Claiming to have long experience in litigation and a deep knowledge of the law, Gadon should know that mere newspaper reports cannot be admitted as evidence to remove someone occupying such a high position in the judiciary.

Gadon has a serious credibility problem. He has been facing disbarment complaints and was, in fact, suspended for three months already in June 2019 for uttering “abusive and intemperate language” towards a doctor and a fellow lawyer, words which “lessen the confidence of the public in the Philippine judicial system.”

How can we take him seriously when he could not even say Leonen’s name accurately? He repeatedly referred to the justice as “Marivic” instead of Marvic even after he was corrected. If Gadon considers Leonen to be incompetent, what would he be then?

Gadon’s failed senatorial campaign in the 2016 elections focused on his “anti-bobo” advocacy. In 2018, he called supporters of then Chief Justice Lourdes Sereno as “mga bobo” as he raised his middle finger at them outside the tribunal’s compound in Baguio City. Gadon also sought to impeach Sereno.

Wouldn’t it be stupidity on the part of House members to agree with Gadon that Leonen should be impeached on the basis of newspaper reports and that it is up to the justice committee to gather the evidence against him through its subpoena power?

But then, many representatives have proven in their previous voting record that they don’t really decide based on merits and propriety.
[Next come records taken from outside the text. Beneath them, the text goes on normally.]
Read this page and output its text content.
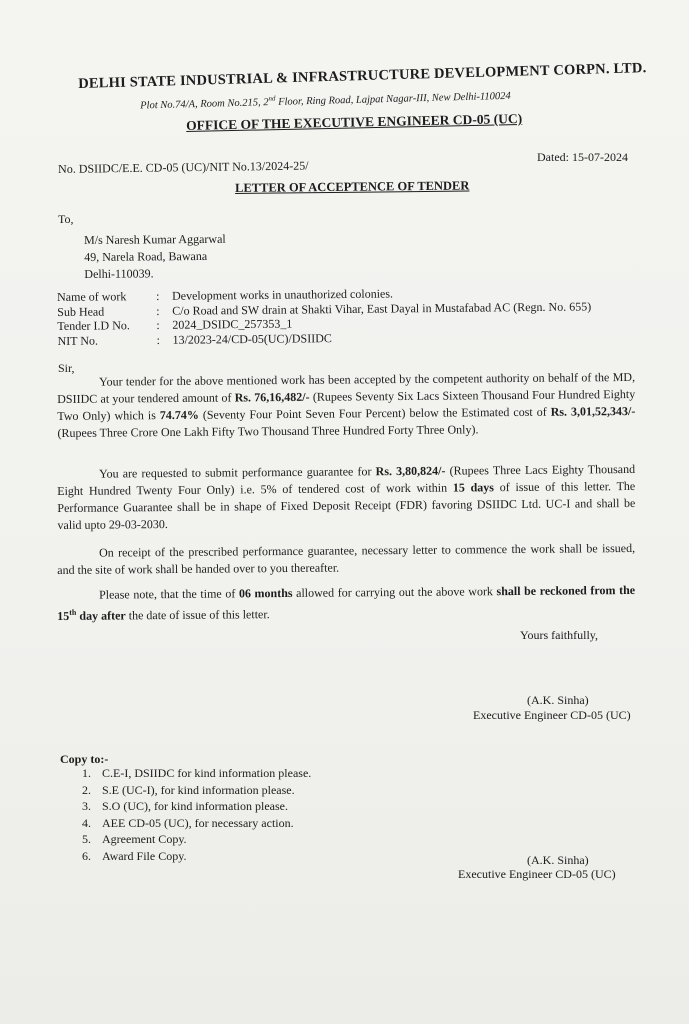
DELHI STATE INDUSTRIAL & INFRASTRUCTURE DEVELOPMENT CORPN. LTD.
Plot No.74/A, Room No.215, 2nd Floor, Ring Road, Lajpat Nagar-III, New Delhi-110024
OFFICE OF THE EXECUTIVE ENGINEER CD-05 (UC)
No. DSIIDC/E.E. CD-05 (UC)/NIT No.13/2024-25/
Dated: 15-07-2024
LETTER OF ACCEPTENCE OF TENDER
To,
M/s Naresh Kumar Aggarwal
49, Narela Road, Bawana
Delhi-110039.
Name of work : Development works in unauthorized colonies.
Sub Head	: C/o Road and SW drain at Shakti Vihar, East Dayal in Mustafabad AC (Regn. No. 655)
Tender I.D No. : 2024_DSIDC_257353_1
NIT No.	: 13/2023-24/CD-05(UC)/DSIIDC
Sir,
Your tender for the above mentioned work has been accepted by the competent authority on behalf of the MD, DSIIDC at your tendered amount of Rs. 76,16,482/- (Rupees Seventy Six Lacs Sixteen Thousand Four Hundred Eighty Two Only) which is 74.74% (Seventy Four Point Seven Four Percent) below the Estimated cost of Rs. 3,01,52,343/- (Rupees Three Crore One Lakh Fifty Two Thousand Three Hundred Forty Three Only).
You are requested to submit performance guarantee for Rs. 3,80,824/- (Rupees Three Lacs Eighty Thousand Eight Hundred Twenty Four Only) i.e. 5% of tendered cost of work within 15 days of issue of this letter. The Performance Guarantee shall be in shape of Fixed Deposit Receipt (FDR) favoring DSIIDC Ltd. UC-I and shall be valid upto 29-03-2030.
On receipt of the prescribed performance guarantee, necessary letter to commence the work shall be issued, and the site of work shall be handed over to you thereafter.
Please note, that the time of 06 months allowed for carrying out the above work shall be reckoned from the 15th day after the date of issue of this letter.
Yours faithfully,
(A.K. Sinha)
Executive Engineer CD-05 (UC)
Copy to:-
1. C.E-I, DSIIDC for kind information please.
2. S.E (UC-I), for kind information please.
3. S.O (UC), for kind information please.
4. AEE CD-05 (UC), for necessary action.
5. Agreement Copy.
6. Award File Copy.	(A.K. Sinha)
Executive Engineer CD-05 (UC)
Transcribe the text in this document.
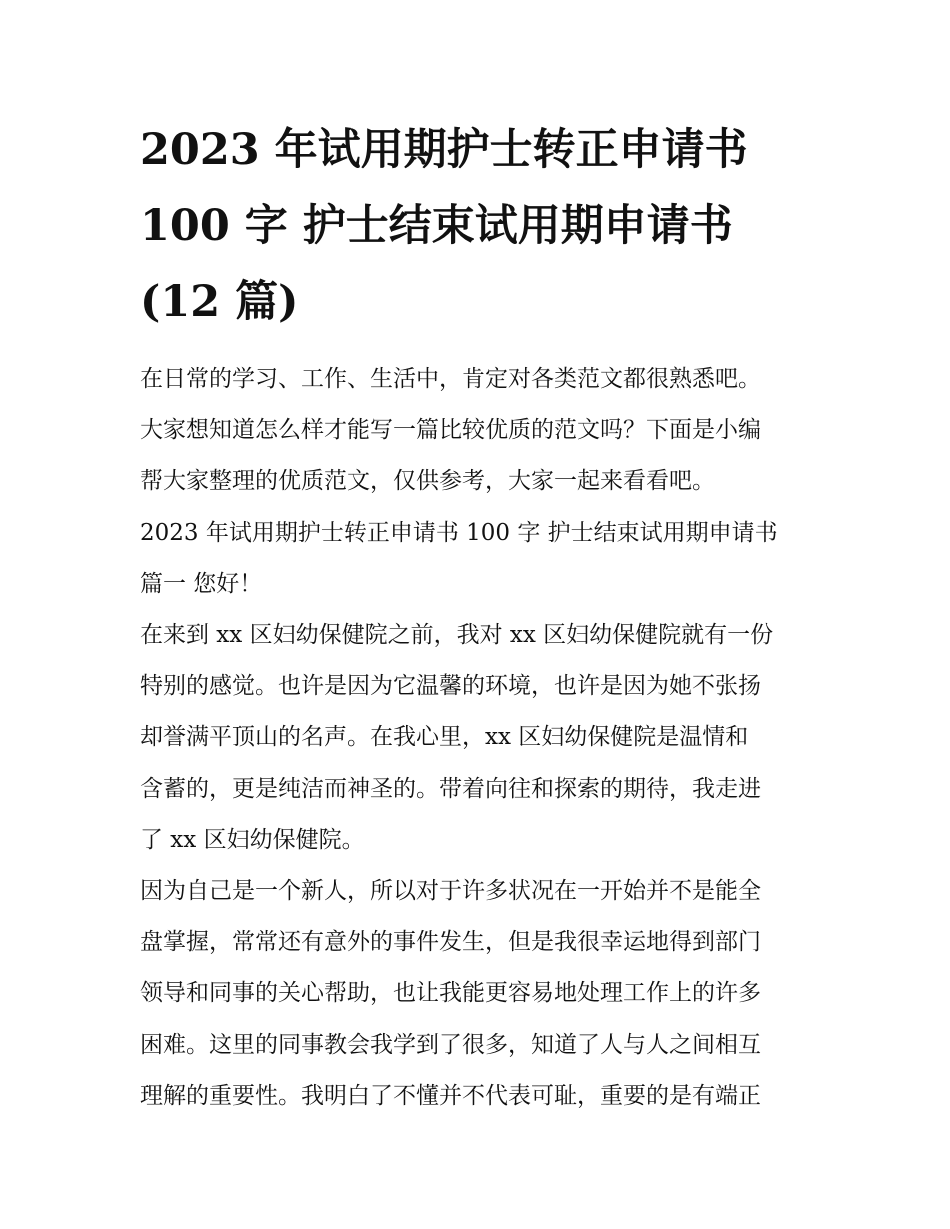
2023 年试用期护士转正申请书
100 字 护士结束试用期申请书
(12 篇)

在日常的学习、工作、生活中，肯定对各类范文都很熟悉吧。
大家想知道怎么样才能写一篇比较优质的范文吗？下面是小编
帮大家整理的优质范文，仅供参考，大家一起来看看吧。

2023 年试用期护士转正申请书 100 字 护士结束试用期申请书
篇一 您好！

在来到 xx 区妇幼保健院之前，我对 xx 区妇幼保健院就有一份
特别的感觉。也许是因为它温馨的环境，也许是因为她不张扬
却誉满平顶山的名声。在我心里，xx 区妇幼保健院是温情和
含蓄的，更是纯洁而神圣的。带着向往和探索的期待，我走进
了 xx 区妇幼保健院。

因为自己是一个新人，所以对于许多状况在一开始并不是能全
盘掌握，常常还有意外的事件发生，但是我很幸运地得到部门
领导和同事的关心帮助，也让我能更容易地处理工作上的许多
困难。这里的同事教会我学到了很多，知道了人与人之间相互
理解的重要性。我明白了不懂并不代表可耻，重要的是有端正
Yet, I would still like to believe that we have enough discerning members of Congress who would not waste time and public money to take a nuisance seriously, especially now that the country is still struggling to recover from the adverse impact of the coronavirus 2019 (COVID-19) pandemic and the devastation of the string of typhoons that recently struck most parts of Luzon.


The views in this column are those of the author and do not necessarily reflect the views of VERA Files.
This column also appeared in The Manila Times.